UnquietDad · 17/02/2007 15:38
  • London geography used as shorthand for description.
  • London place-names/ stree-names thrown in all over the place as if we give a shit.
  • Feeble sci-fi/fantasy trope/mcguffin used to move along an otherwise moribund plot - viz Jenny Colgan and The TT's Wife.
  • Interchangeable glossy flirty twentysomething characters all called Kate and Fiona and Polly.
  • Books which start with two smug middle-class characters having a meaningful conversation in their kitchen.
  • Books where middle-class affluence is taken as a given - we are told they are "short of money" but they have a holiday home in France and little Tilly/Alfie has private school and violin lessons.
  • Names of clothes and cosmetics thrown in willy-nilly.
  • Male characters whose sole purpose is to wave their dick about.
  • Female characters whose sole purpose is to exist as fantasy-objects for male narrator.
  • Endless, tedious recitation of what people are wearing, drinking, eating etc.
  • Books where you get to page 75 and nothing has happened yet.
  • When you are only told on page 103 what someone looks like, by which time you have built up your own picture anyway.
UnquietDad · 17/02/2007 15:41

agree with aDad about endings too.

AdelaideS · 17/02/2007 15:41

yes adad, very yes.
....and there are too many like that around at the moment, leaves you feeling so deflated.
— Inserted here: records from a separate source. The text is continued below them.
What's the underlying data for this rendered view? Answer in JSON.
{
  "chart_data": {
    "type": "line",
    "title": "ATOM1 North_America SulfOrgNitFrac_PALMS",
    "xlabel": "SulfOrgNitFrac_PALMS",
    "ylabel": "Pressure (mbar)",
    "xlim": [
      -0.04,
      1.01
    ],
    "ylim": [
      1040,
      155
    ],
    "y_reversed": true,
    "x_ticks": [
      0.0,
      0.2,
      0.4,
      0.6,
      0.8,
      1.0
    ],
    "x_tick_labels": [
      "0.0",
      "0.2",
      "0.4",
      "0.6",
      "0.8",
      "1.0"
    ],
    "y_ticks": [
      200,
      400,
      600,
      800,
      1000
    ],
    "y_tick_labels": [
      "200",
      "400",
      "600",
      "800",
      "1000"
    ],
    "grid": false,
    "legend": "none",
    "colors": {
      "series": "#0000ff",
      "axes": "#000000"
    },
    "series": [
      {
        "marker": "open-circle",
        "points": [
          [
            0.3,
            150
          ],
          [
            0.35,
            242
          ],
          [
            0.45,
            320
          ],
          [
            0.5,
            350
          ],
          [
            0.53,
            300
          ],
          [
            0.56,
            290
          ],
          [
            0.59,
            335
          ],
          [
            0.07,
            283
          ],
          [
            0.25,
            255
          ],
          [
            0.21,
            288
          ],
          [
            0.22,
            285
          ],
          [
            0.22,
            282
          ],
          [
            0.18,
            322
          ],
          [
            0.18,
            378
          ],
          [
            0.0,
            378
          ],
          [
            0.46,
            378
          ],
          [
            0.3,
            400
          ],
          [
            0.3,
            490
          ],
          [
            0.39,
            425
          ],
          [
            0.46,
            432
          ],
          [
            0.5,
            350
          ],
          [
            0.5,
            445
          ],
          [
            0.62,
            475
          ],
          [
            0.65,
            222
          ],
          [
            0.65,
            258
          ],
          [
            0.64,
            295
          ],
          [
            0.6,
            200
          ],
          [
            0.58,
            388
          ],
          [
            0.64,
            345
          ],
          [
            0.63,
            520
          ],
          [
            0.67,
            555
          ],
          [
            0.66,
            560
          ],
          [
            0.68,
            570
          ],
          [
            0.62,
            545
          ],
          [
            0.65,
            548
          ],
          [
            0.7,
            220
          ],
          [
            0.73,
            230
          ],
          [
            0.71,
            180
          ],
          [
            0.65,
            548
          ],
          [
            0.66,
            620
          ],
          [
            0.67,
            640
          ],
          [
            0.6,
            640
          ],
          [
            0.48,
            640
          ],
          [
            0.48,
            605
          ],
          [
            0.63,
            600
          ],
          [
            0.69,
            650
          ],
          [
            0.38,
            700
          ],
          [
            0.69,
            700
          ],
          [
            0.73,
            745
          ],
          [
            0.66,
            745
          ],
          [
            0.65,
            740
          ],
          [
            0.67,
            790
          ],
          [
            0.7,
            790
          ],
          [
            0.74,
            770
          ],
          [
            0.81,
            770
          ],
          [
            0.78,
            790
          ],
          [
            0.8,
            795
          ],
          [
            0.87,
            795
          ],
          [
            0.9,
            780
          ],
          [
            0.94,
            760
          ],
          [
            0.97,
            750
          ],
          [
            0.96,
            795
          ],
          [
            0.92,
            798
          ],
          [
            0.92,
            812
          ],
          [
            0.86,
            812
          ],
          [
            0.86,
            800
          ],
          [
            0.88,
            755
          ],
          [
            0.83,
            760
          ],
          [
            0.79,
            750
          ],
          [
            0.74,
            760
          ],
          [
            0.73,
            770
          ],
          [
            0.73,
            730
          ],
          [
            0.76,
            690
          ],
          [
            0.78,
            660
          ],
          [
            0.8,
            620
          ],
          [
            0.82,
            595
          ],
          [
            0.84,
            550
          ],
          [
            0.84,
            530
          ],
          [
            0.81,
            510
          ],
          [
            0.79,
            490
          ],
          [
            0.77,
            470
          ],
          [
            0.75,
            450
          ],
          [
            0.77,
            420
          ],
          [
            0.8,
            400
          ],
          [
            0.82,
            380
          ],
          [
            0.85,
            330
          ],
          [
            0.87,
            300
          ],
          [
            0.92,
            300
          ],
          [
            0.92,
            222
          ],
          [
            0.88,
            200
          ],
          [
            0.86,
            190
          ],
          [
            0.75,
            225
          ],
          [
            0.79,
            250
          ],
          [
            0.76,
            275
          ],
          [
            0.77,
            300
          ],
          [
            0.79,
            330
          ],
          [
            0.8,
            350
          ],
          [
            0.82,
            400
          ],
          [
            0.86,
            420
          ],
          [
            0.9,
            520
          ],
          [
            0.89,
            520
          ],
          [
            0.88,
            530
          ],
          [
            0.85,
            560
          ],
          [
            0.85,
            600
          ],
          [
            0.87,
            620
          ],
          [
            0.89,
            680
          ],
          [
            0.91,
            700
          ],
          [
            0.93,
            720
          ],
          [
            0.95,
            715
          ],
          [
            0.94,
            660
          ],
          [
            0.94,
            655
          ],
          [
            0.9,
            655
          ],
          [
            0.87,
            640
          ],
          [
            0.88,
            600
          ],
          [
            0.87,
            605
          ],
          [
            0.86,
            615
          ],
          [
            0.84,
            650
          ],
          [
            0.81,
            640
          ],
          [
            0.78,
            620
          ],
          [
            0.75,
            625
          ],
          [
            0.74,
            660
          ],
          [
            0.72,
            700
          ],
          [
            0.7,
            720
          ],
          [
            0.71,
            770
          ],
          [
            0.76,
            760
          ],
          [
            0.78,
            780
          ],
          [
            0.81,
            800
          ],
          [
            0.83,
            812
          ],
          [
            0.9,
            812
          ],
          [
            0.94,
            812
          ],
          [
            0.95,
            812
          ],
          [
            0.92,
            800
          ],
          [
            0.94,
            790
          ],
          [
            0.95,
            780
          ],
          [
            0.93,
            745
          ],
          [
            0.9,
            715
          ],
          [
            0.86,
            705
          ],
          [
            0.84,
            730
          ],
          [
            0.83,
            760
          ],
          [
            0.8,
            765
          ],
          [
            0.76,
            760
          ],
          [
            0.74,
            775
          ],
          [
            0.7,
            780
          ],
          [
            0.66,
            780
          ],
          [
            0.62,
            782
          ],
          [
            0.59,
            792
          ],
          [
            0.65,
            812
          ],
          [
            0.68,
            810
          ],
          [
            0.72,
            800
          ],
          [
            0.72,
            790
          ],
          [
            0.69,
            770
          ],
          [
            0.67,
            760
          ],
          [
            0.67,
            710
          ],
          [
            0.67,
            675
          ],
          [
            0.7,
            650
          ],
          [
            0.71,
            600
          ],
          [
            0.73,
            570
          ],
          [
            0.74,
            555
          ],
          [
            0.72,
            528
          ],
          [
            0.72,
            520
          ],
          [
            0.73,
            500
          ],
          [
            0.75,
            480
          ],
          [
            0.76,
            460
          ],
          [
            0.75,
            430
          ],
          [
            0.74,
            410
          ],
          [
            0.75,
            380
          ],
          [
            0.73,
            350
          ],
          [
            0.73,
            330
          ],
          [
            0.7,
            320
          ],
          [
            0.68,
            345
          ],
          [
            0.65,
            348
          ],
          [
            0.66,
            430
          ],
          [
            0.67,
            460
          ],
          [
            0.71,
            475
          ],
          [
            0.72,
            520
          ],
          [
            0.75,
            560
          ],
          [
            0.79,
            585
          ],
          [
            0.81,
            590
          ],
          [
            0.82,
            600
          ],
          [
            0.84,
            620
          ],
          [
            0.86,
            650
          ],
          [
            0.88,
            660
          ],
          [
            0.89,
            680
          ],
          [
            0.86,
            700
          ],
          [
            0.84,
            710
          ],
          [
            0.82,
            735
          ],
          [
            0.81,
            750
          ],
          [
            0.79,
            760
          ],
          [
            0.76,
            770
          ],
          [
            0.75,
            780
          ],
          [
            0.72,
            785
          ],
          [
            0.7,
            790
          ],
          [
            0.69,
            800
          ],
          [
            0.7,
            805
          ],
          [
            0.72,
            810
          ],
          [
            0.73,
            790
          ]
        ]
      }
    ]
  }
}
Molesworth · 17/02/2007 15:45

excellent list UQD

UnquietDad · 17/02/2007 17:24

MORE:

  • novels which tell you how the protagonist is feeling all the time.
  • Books where we are invited to sympathise with the main character despite the fact that they are quite clearly up their own rectum - here's an example
  • Jumping from one character's point of view to another within the same scene.
  • badly-edited books - e.g. where stuff like rogue commas and bad grammar and spelling has slipped through.
  • anything written by anyone under 25.
  • Travelogue in place of narrative (first 200-odd pages of "The Beach").
  • books peppered with popular culture references with the shelf-life of yoghurt.
franca70 · 17/02/2007 17:27

LOL
'Virge was never a great follower of fashion, rather she would take up a character or a period, anything from Audrey Hepburn to Lara in Dr Zhivago, the fifties in Paris or the thirties in Berlin, and then reinterpret it for her own use'.

FluffyMummy123 · 17/02/2007 17:28

Message withdrawn

lexcat · 17/02/2007 18:33

Bad grammer. The one that really get's to me is the lack of speech marks, speech and thoughts get all muddled. Drives me mad.